At one point, and I am sorry that I can’t remember the context, Mr. Reed repeated his position that people who act wrongly should be held accountable. I wish I had the chance to ask Mr. Reed: Does that include the President and members of Congress from your own party who attack the FBI for investigating the Russia connection or who attack the Mueller investigation as “disgraceful,” a “witch hunt”? And who attack the personal integrity of Mueller himself, as well as Rosenstein and Sessions, and who call for all three to be fired—Mueller and Rosenstein for not being Republicans (which they are) and Sessions, the Attorney General of the US, for recusing himself from overseeing the investigation and not putting the President’s interests before that of this country?

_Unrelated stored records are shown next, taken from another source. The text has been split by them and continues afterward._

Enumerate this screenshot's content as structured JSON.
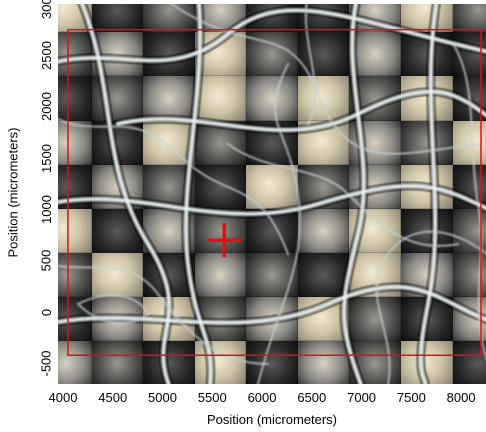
{
  "chart_data": {
    "type": "image-plot",
    "xlabel": "Position (micrometers)",
    "ylabel": "Position (micrometers)",
    "xlim": [
      3950,
      8250
    ],
    "ylim": [
      -700,
      3000
    ],
    "x_ticks": [
      4000,
      4500,
      5000,
      5500,
      6000,
      6500,
      7000,
      7500,
      8000
    ],
    "y_ticks": [
      -500,
      0,
      500,
      1000,
      1500,
      2000,
      2500,
      3000
    ],
    "selection_rectangle": {
      "x_min": 4050,
      "x_max": 8200,
      "y_min": -420,
      "y_max": 2750
    },
    "marker": {
      "type": "cross",
      "x": 5620,
      "y": 700
    },
    "overlay_color": "#e01010"
  },
  "ui": {
    "x_tick_labels": [
      "4000",
      "4500",
      "5000",
      "5500",
      "6000",
      "6500",
      "7000",
      "7500",
      "8000"
    ],
    "y_tick_labels": [
      "-500",
      "0",
      "500",
      "1000",
      "1500",
      "2000",
      "2500",
      "3000"
    ]
  }
}
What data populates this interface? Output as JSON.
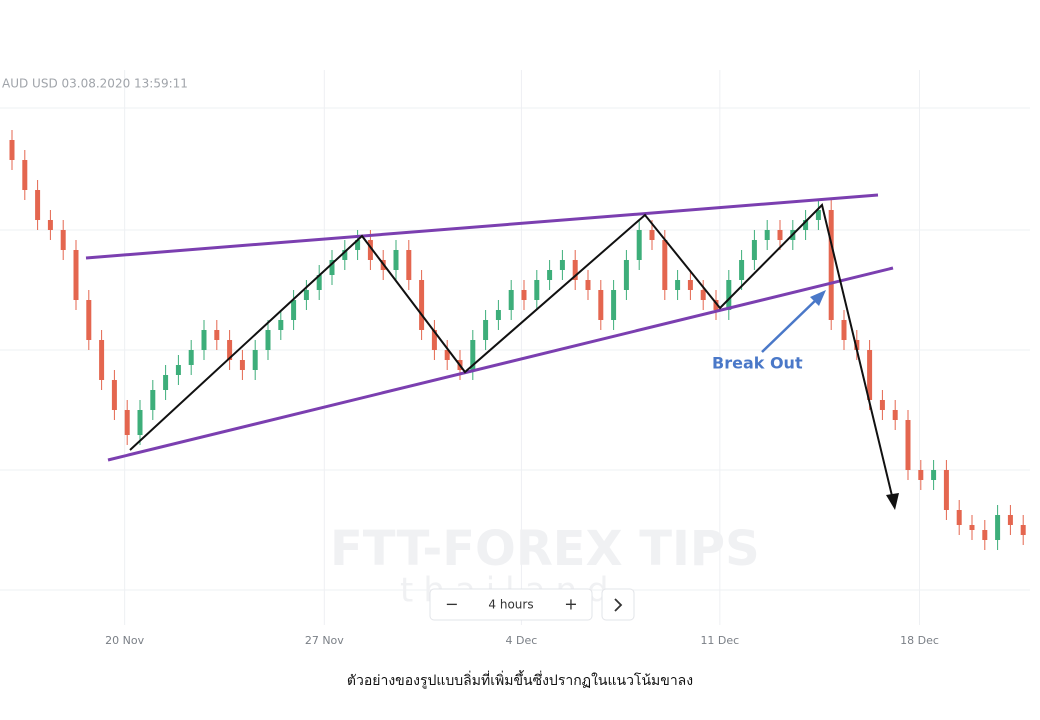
{
  "chart_data": {
    "type": "candlestick",
    "title": "AUD USD  03.08.2020 13:59:11",
    "annotations": {
      "breakout": "Break Out",
      "watermark": "FTT-FOREX TIPS",
      "watermark_sub": "thailand",
      "interval": "4 hours",
      "caption": "ตัวอย่างของรูปแบบลิ่มที่เพิ่มขึ้นซึ่งปรากฏในแนวโน้มขาลง"
    },
    "up_color": "#3dae7a",
    "down_color": "#e4664f",
    "xlim": [
      -0.5,
      79.5
    ],
    "xticks": [
      {
        "value": 8.8,
        "label": "20 Nov"
      },
      {
        "value": 24.4,
        "label": "27 Nov"
      },
      {
        "value": 39.8,
        "label": "4 Dec"
      },
      {
        "value": 55.3,
        "label": "11 Dec"
      },
      {
        "value": 70.9,
        "label": "18 Dec"
      }
    ],
    "ylim": [
      0,
      100
    ],
    "open": [
      92,
      88,
      82,
      76,
      74,
      70,
      60,
      52,
      44,
      38,
      33,
      38,
      42,
      45,
      47,
      50,
      54,
      52,
      48,
      46,
      50,
      54,
      56,
      60,
      62,
      65,
      68,
      70,
      72,
      68,
      66,
      70,
      64,
      54,
      50,
      48,
      46,
      52,
      56,
      58,
      62,
      60,
      64,
      66,
      68,
      64,
      62,
      56,
      62,
      68,
      74,
      72,
      62,
      64,
      62,
      60,
      58,
      64,
      68,
      72,
      74,
      72,
      74,
      76,
      78,
      56,
      52,
      50,
      40,
      38,
      36,
      26,
      24,
      26,
      18,
      15,
      14,
      12,
      17,
      15
    ],
    "high": [
      94,
      90,
      84,
      78,
      76,
      72,
      62,
      54,
      46,
      40,
      40,
      44,
      47,
      49,
      52,
      56,
      56,
      54,
      50,
      52,
      56,
      58,
      62,
      64,
      67,
      70,
      72,
      74,
      74,
      70,
      72,
      72,
      66,
      56,
      52,
      50,
      54,
      58,
      60,
      64,
      64,
      66,
      68,
      70,
      70,
      66,
      64,
      64,
      70,
      76,
      76,
      74,
      66,
      66,
      64,
      62,
      66,
      70,
      74,
      76,
      76,
      76,
      78,
      80,
      80,
      58,
      54,
      52,
      42,
      40,
      38,
      28,
      28,
      28,
      20,
      17,
      16,
      19,
      19,
      17
    ],
    "low": [
      86,
      80,
      74,
      72,
      68,
      58,
      50,
      42,
      36,
      31,
      31,
      36,
      40,
      43,
      45,
      48,
      50,
      46,
      44,
      44,
      48,
      52,
      54,
      58,
      60,
      63,
      66,
      68,
      66,
      64,
      64,
      62,
      52,
      48,
      46,
      44,
      44,
      50,
      54,
      56,
      58,
      58,
      62,
      64,
      62,
      60,
      54,
      54,
      60,
      66,
      70,
      60,
      60,
      60,
      58,
      56,
      56,
      62,
      66,
      70,
      70,
      70,
      72,
      74,
      54,
      50,
      48,
      38,
      36,
      34,
      24,
      22,
      22,
      16,
      13,
      12,
      10,
      10,
      13,
      11
    ],
    "close": [
      88,
      82,
      76,
      74,
      70,
      60,
      52,
      44,
      38,
      33,
      38,
      42,
      45,
      47,
      50,
      54,
      52,
      48,
      46,
      50,
      54,
      56,
      60,
      62,
      65,
      68,
      70,
      72,
      68,
      66,
      70,
      64,
      54,
      50,
      48,
      46,
      52,
      56,
      58,
      62,
      60,
      64,
      66,
      68,
      64,
      62,
      56,
      62,
      68,
      74,
      72,
      62,
      64,
      62,
      60,
      58,
      64,
      68,
      72,
      74,
      72,
      74,
      76,
      78,
      56,
      52,
      50,
      40,
      38,
      36,
      26,
      24,
      26,
      18,
      15,
      14,
      12,
      17,
      15,
      13
    ],
    "grid": true
  }
}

This is wrongdoing enacted in public. This is the President violating principles at the center of our constitutional government, namely separation of powers between the executive and judicial branches of the government. This is the President directly interfering in an investigation. And all of it is happening not in secret, but in our faces.
If you, Mr. Reed, think wrongdoing should be punished. If you think the investigation needs to proceed and the constitution, and the rule of law, to be honored and protected, why don’t you speak up against not only the President, but the GOP Congresspeople who follow his lead on the subject? This is your job. If you don’t speak out, aren’t you complicit in Mr. Trump’s actions that possibly undermine the rule of law in our nation and, thus, someone who needs to be held accountable?
What I’ve gathered from these town halls is that they are an important part of our modern Democracy. But they must be more than a public relations gimmick. They must be the reality of democracy, not the mere appearance. They must be a sincere attempt at conversation: for the politician, it must be a chance to not only communicate their own understanding of issues but also discover what best advances the well-being of constituents. For the constituents, it’s a chance to express and increase our understanding of crucial issues and discover how much the politician is not only an honest leader but also a true servant of the people.
*I noticed three of the candidates hoping to be chosen to run as a Democrat against Reed in this year’s election were present at the town hall. If there were more, I am sorry I didn’t notice them. They were Max Della Pia, Tracy Mitrano, and Linda Andrei. Also present was Amanda Kirchgessner, who is running for the NY State Senate seat held by Tom O’Mara in the 58thDistrict.